Bird Flu Silently Spreads Across Europe

Michal Cizek/AFP/Getty Images

Bird Flu Silently Spreads Across Europe

Will Europe join Africa and Asia as the third continent where bird flu is endemic?

Bird flu may become entrenched throughout parts of Europe. Two months ago, German scientists discovered the fatal H5N1 strain of the avian influenza virus in seemingly healthy ducks and geese. The fact that German waterfowl are now acting as vectors of the disease without showing symptoms presents an increased threat to human health, the Food and Agriculture Organization (fao) of the United Nations reported last Thursday.

The spread of avian influenza by birds resistant to the disease has caused it to become entrenched in Southeast Asian nations. If the birds do not show symptoms of the disease, infected birds are almost impossible to isolate or eradicate. Because of this, the fao has warned that Europe should prepare for more outbreaks.

Ukraine has about 20 million domestic ducks. Another 8 million ducks populate the Danube River delta in Romania. “These figures compare easily with chicken and waterfowl densities in Asia, where the virus continues to circulate among chickens but has found a niche in countries with tens of millions of domestic ducks and geese,” commented Jan Slingenbergh, the fao’s senior animal health officer.

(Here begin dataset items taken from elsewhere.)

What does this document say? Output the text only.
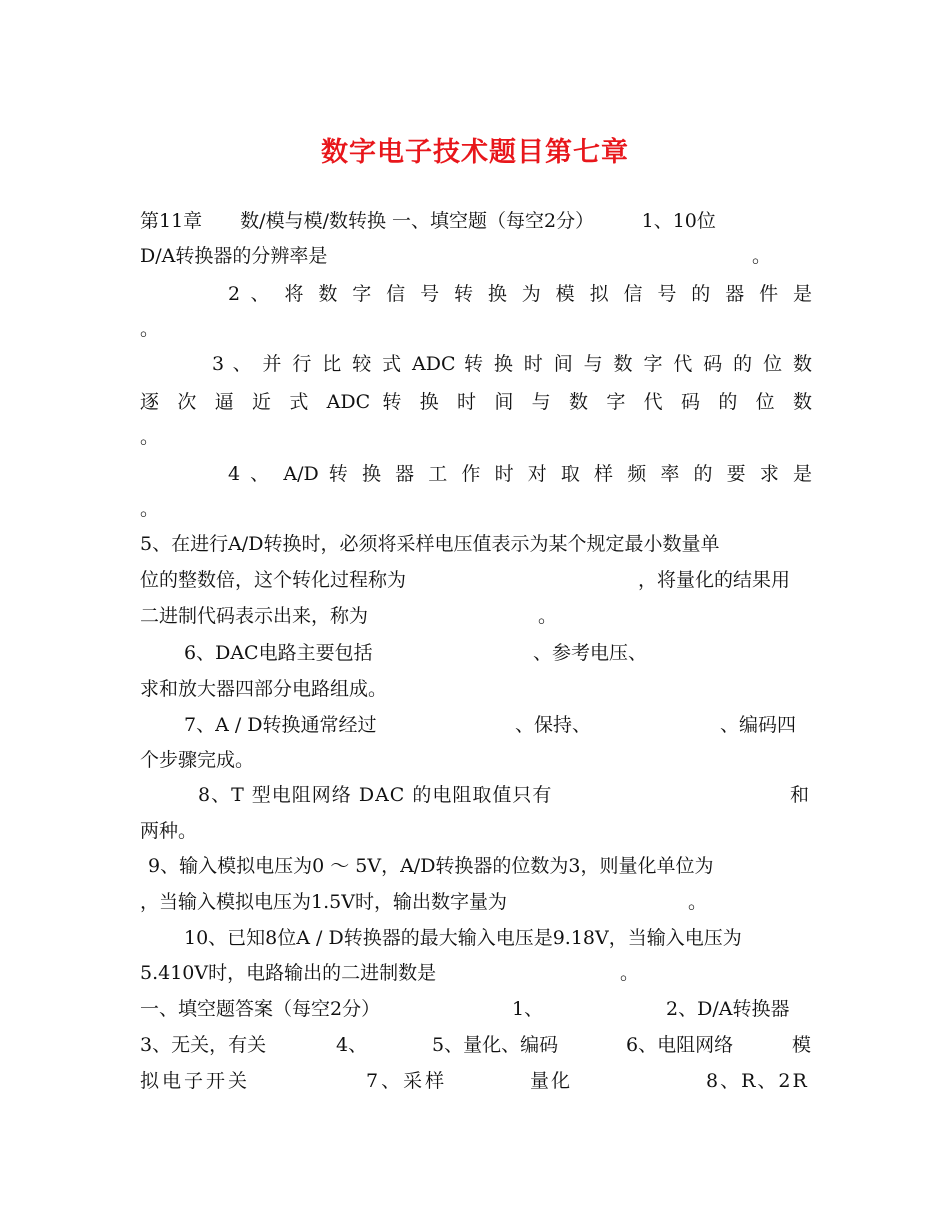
数字电子技术题目第七章
第11章　　数/模与模/数转换 一、填空题（每空2分）　　　1、10位
D/A转换器的分辨率是	。
2 、 将 数 字 信 号 转 换 为 模 拟 信 号 的 器 件 是
。
3 、 并 行 比 较 式 ADC 转 换 时 间 与 数 字 代 码 的 位 数
逐 次 逼 近 式 ADC 转 换 时 间 与 数 字 代 码 的 位 数
。
4 、 A/D 转 换 器 工 作 时 对 取 样 频 率 的 要 求 是
。
5、在进行A/D转换时，必须将采样电压值表示为某个规定最小数量单
位的整数倍，这个转化过程称为	，将量化的结果用
二进制代码表示出来，称为	。
6、DAC电路主要包括	、参考电压、
求和放大器四部分电路组成。
7、A / D转换通常经过	、保持、	、编码四
个步骤完成。
8、T 型电阻网络 DAC 的电阻取值只有	和
两种。
9、输入模拟电压为0 ～ 5V，A/D转换器的位数为3，则量化单位为
，当输入模拟电压为1.5V时，输出数字量为	。
10、已知8位A / D转换器的最大输入电压是9.18V，当输入电压为
5.410V时，电路输出的二进制数是	。
一、填空题答案（每空2分）	1、	2、D/A转换器
3、无关，有关	4、	5、量化、编码	6、电阻网络	模
拟电子开关	7、采样	量化	8、R、2R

“After Asia and Africa, Europe may become the third continent where the H5N1 strain could become endemic,” the fao warned.

The H5N1 strain is the most deadly form of bird flu that infects humans. It has been fatal in 204 of the 332 recorded human cases and has killed millions of birds worldwide. In addition to the destruction that an avian flu epidemic would wreak on the European poultry industry, the risk to human health cannot be ignored.

The 1918 Spanish flu that killed 40 million people was a type of avian influenza. Health experts fear that the H5N1 strain will mutate to a form that can be transmitted human to human. Lee Jong-Wook, the late director general of the World Health Organization, stated that “It is only a matter of time before an avian-flu virus—most likely H5N1—acquires the ability to be transmitted from human to human, sparking the outbreak of human pandemic influenza. We don’t know when this will happen. But we do know that it will happen.”

“It seems that a new chapter in the evolution of avian influenza may be unfolding silently in the heart of Europe,” said Joseph Domenech, chief veterinary officer of fao.

This silent spread of H5N1 avian influenza may be the start of a European epidemic. Time will tell, but we can be certain that biblical prophecies of severe pandemics in the end time will be fulfilled soon.